The killing of Chaudhry Zulfiqar Ali is a potent reminder that politicians work in the shadows of darker forces
Any number of people had an interest in killing the Pakistani prosecutor investigating the murder of the former prime minister Benazir Bhutto. Chaudhry Zulfiqar Ali represented the Federal Investigation Agency which has implicated the former military leader Pervez Musharraf in the security arrangements that led to Ms Bhutto's death. But the prosecutor was also involved in the trial of seven members of Lashkar-e-Taiba, accused of orchestrating the Mumbai attacks in 2008.
The brave fallen prosecutor had therefore three potent foes: Tehrik-e-Taliban Pakistan (the Pakistani Taliban known as the TTP) who are thought to have killed Bhutto; Lashkar-e-Taiba (LeT); and, standing behind both, the Pakistan army's Inter-Services Intelligence (ISI). LeT was founded with help from the ISI. The army says it has cut all links with the group, although its alleged leader, Muhammad Hafiz Saeed, lives openly in Lahore.

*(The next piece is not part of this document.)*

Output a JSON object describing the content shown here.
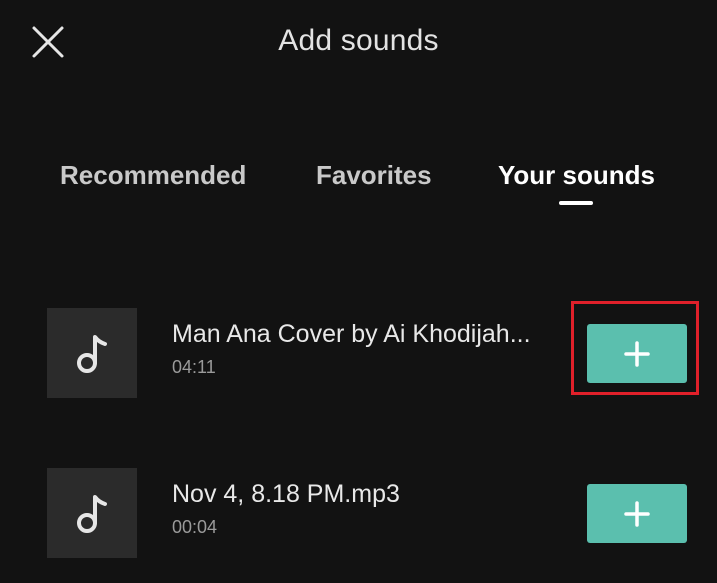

They claim, too, they have no control over the Pakistani Taliban, although again few believe that all connections have been severed, despite the fact LeT have repeatedly attacked military targets. The murder took place in a suburb of the capital Islamabad which is ringed by a security cordon. That only adds to the suspicion of collusion.

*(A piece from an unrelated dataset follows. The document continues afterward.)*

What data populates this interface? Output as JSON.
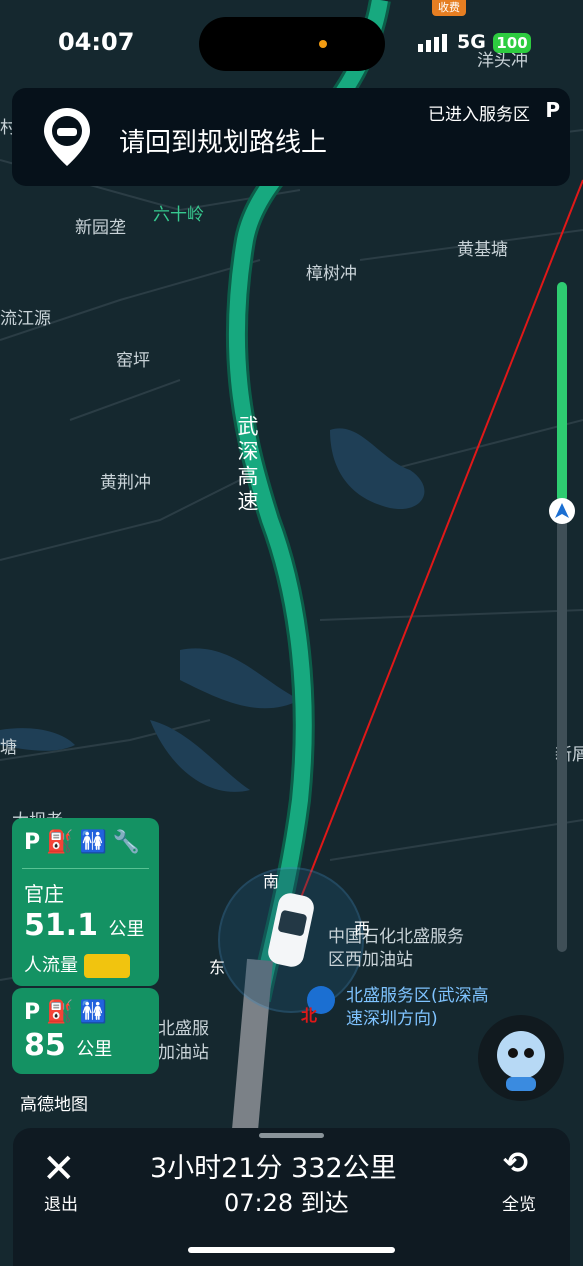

The killing therefore set any number of conspiracy theories going: that the military had been alarmed by Musharraf's arrest and imprisonment since returning to Pakistan; that they would lose face if their former commander were held accountable for security failings involved in Bhutto's murder; that this was a message being sent to Nawaz Sharif, the likely winner of the forthcoming election, and his chief justice Iftikhar Muhammad Chaudhry, two of Musharraf's arch enemies, as the case against the former military leader hots up. No one will ever know. No one has been convicted of the murder of Ms Bhutto and it is more than likely that the same impunity will exist for the killer of the prosecutor pursuing the case.
This has long since ceased to be a free election, in the sense that three parties can not campaign. Since the Taliban declared the elections to be part of an un-Islamic system which serves only infidels and the enemies of Islam, the Pakistan People's party (PPP), the Muttahida Qaumi Movement (MQM) and the Awami National party (ANP) have ceased holding rallies. Human Rights Watch now puts the tally at over 80 killed and 350 injured in gun and bomb attacks on meetings and election offices.
This may be Pakistan's first transition from one democratically elected government to another. But all politicians are reminded every day that they exist in the shadows of darker and more powerful forces.